New York (ANTARA) - Dolar tergelincir terhadap sekeranjang mata uang utama lainnya pada akhir perdagangan Rabu (Kamis pagi WIB), setelah data inflasi AS yang lebih rendah dari perkiraan yang dirilis Selasa (14/9) mengurangi ekspektasi jangka pendek tentang pengurangan pembelian aset dari Federal Reserve.

Indeks dolar yang mengukur greenback terhadap enam mata uang utama saingannya terakhir berdiri di 92,514, turun sekitar 0,2 persen dari Selasa (14/9), ketika jatuh mengikuti data inflasi tetapi pulih karena permintaan safe-haven saat saham turun di Wall Street.

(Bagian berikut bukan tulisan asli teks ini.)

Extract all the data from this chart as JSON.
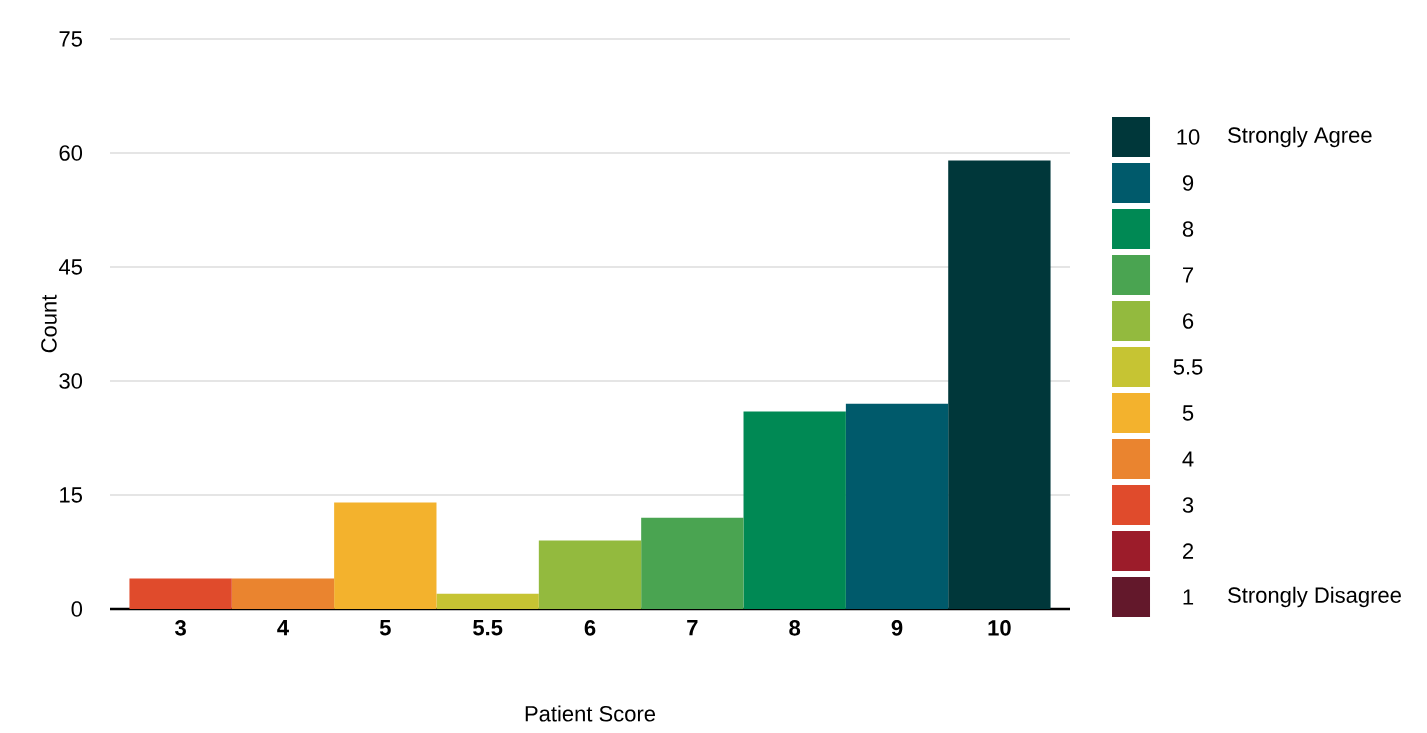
{
  "chart_data": {
    "type": "bar",
    "xlabel": "Patient Score",
    "ylabel": "Count",
    "categories": [
      "3",
      "4",
      "5",
      "5.5",
      "6",
      "7",
      "8",
      "9",
      "10"
    ],
    "series": [
      {
        "name": "10",
        "color": "#00373a",
        "values": [
          null,
          null,
          null,
          null,
          null,
          null,
          null,
          null,
          59
        ]
      },
      {
        "name": "9",
        "color": "#005a6b",
        "values": [
          null,
          null,
          null,
          null,
          null,
          null,
          null,
          27,
          null
        ]
      },
      {
        "name": "8",
        "color": "#008954",
        "values": [
          null,
          null,
          null,
          null,
          null,
          null,
          26,
          null,
          null
        ]
      },
      {
        "name": "7",
        "color": "#4aa451",
        "values": [
          null,
          null,
          null,
          null,
          null,
          12,
          null,
          null,
          null
        ]
      },
      {
        "name": "6",
        "color": "#93ba3e",
        "values": [
          null,
          null,
          null,
          null,
          9,
          null,
          null,
          null,
          null
        ]
      },
      {
        "name": "5.5",
        "color": "#c6c433",
        "values": [
          null,
          null,
          null,
          2,
          null,
          null,
          null,
          null,
          null
        ]
      },
      {
        "name": "5",
        "color": "#f3b22d",
        "values": [
          null,
          null,
          14,
          null,
          null,
          null,
          null,
          null,
          null
        ]
      },
      {
        "name": "4",
        "color": "#ea842f",
        "values": [
          null,
          4,
          null,
          null,
          null,
          null,
          null,
          null,
          null
        ]
      },
      {
        "name": "3",
        "color": "#e04b2c",
        "values": [
          4,
          null,
          null,
          null,
          null,
          null,
          null,
          null,
          null
        ]
      },
      {
        "name": "2",
        "color": "#9c1c2a",
        "values": [
          null,
          null,
          null,
          null,
          null,
          null,
          null,
          null,
          null
        ]
      },
      {
        "name": "1",
        "color": "#63182b",
        "values": [
          null,
          null,
          null,
          null,
          null,
          null,
          null,
          null,
          null
        ]
      }
    ],
    "ylim": [
      0,
      75
    ],
    "yticks": [
      0,
      15,
      30,
      45,
      60,
      75
    ],
    "grid": "y",
    "legend": "right",
    "annotations": [
      "Strongly Agree",
      "Strongly Disagree"
    ]
  }
}
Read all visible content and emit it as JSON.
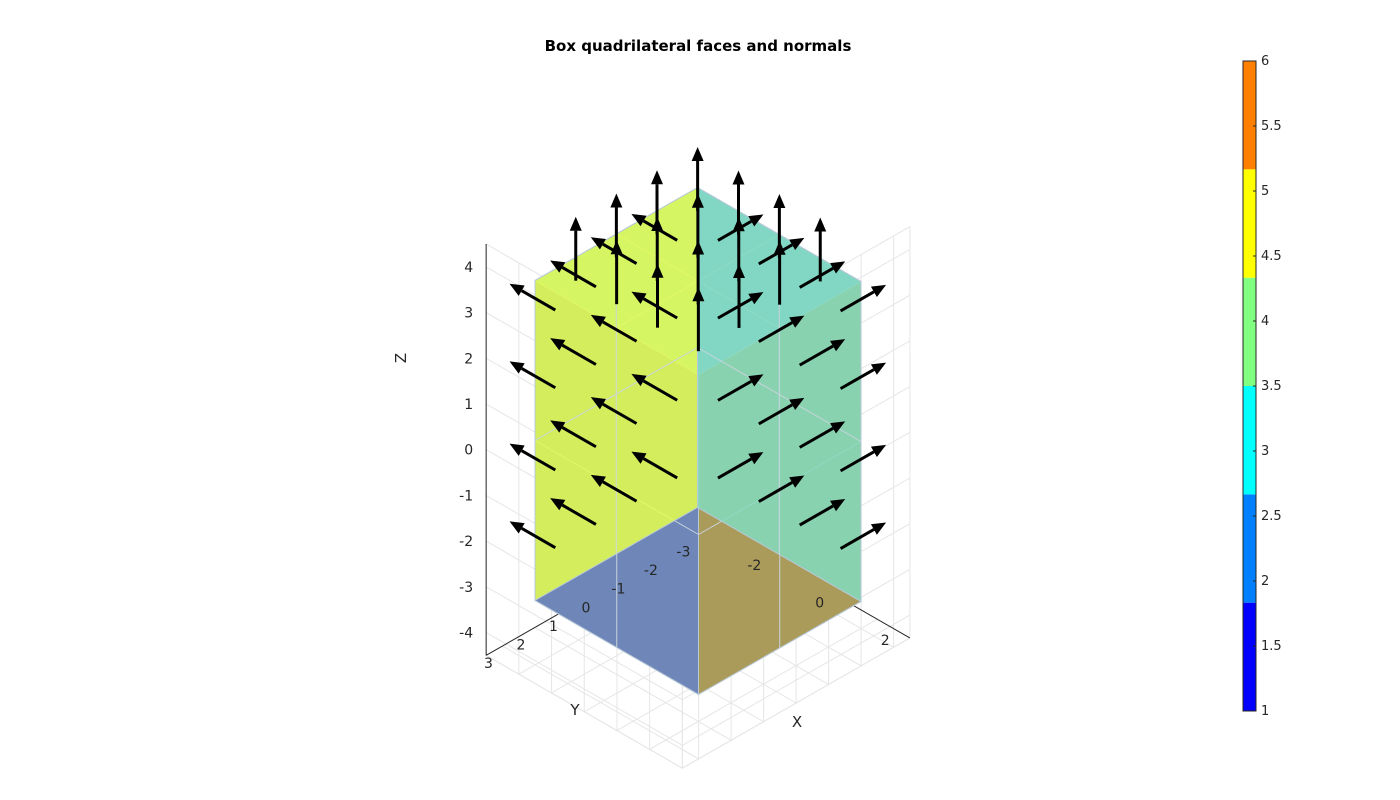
{
  "chart_data": {
    "type": "3d-quiver-surface",
    "title": "Box quadrilateral faces and normals",
    "xlabel": "X",
    "ylabel": "Y",
    "zlabel": "Z",
    "xlim": [
      -3,
      3
    ],
    "ylim": [
      -3.5,
      3.5
    ],
    "zlim": [
      -4.5,
      4.5
    ],
    "x_ticks": [
      -2,
      0,
      2
    ],
    "y_ticks": [
      3,
      2,
      1,
      0,
      -1,
      -2,
      -3
    ],
    "z_ticks": [
      4,
      3,
      2,
      1,
      0,
      -1,
      -2,
      -3,
      -4
    ],
    "grid": true,
    "box": {
      "x": [
        -2.5,
        2.5
      ],
      "y": [
        -2.5,
        2.5
      ],
      "z": [
        -3.5,
        3.5
      ]
    },
    "faces": [
      {
        "face": "+z",
        "value": 3,
        "color": "#5ab3dc",
        "normal": [
          0,
          0,
          1
        ]
      },
      {
        "face": "-x",
        "value": 5,
        "color": "#e6ff4c",
        "normal": [
          -1,
          0,
          0
        ]
      },
      {
        "face": "-y",
        "value": 4,
        "color": "#84dcbe",
        "normal": [
          0,
          -1,
          0
        ]
      },
      {
        "face": "-z",
        "value": 2,
        "color": "#45b5f7",
        "normal": [
          0,
          0,
          -1
        ]
      },
      {
        "face": "+x",
        "value": 6,
        "color": "#aa9b5a",
        "normal": [
          1,
          0,
          0
        ]
      },
      {
        "face": "+y",
        "value": 1,
        "color": "#6e86b8",
        "normal": [
          0,
          1,
          0
        ]
      }
    ],
    "colorbar": {
      "ticks": [
        "1",
        "1.5",
        "2",
        "2.5",
        "3",
        "3.5",
        "4",
        "4.5",
        "5",
        "5.5",
        "6"
      ],
      "limits": [
        1,
        6
      ],
      "colors": [
        "#0000ff",
        "#0080ff",
        "#00ffff",
        "#80ff80",
        "#ffff00",
        "#ff8000"
      ],
      "position": "right"
    }
  }
}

Tetapi dolar memangkas kerugian setelah data positif menunjukkan harga impor turun secara tak terduga pada Agustus dan angka yang lebih tinggi dari perkiraan untuk survei bisnis Fed New York.

Baca juga: Rupiah ditutup menguat, ditopang data inflasi AS dan pelemahan dolar

Laporan ini mengimbangi angka yang menunjukkan hasil manufaktur AS melambat pada Agustus, naik 0,2 persen dari kenaikan 1,6 persen bulan sebelumnya.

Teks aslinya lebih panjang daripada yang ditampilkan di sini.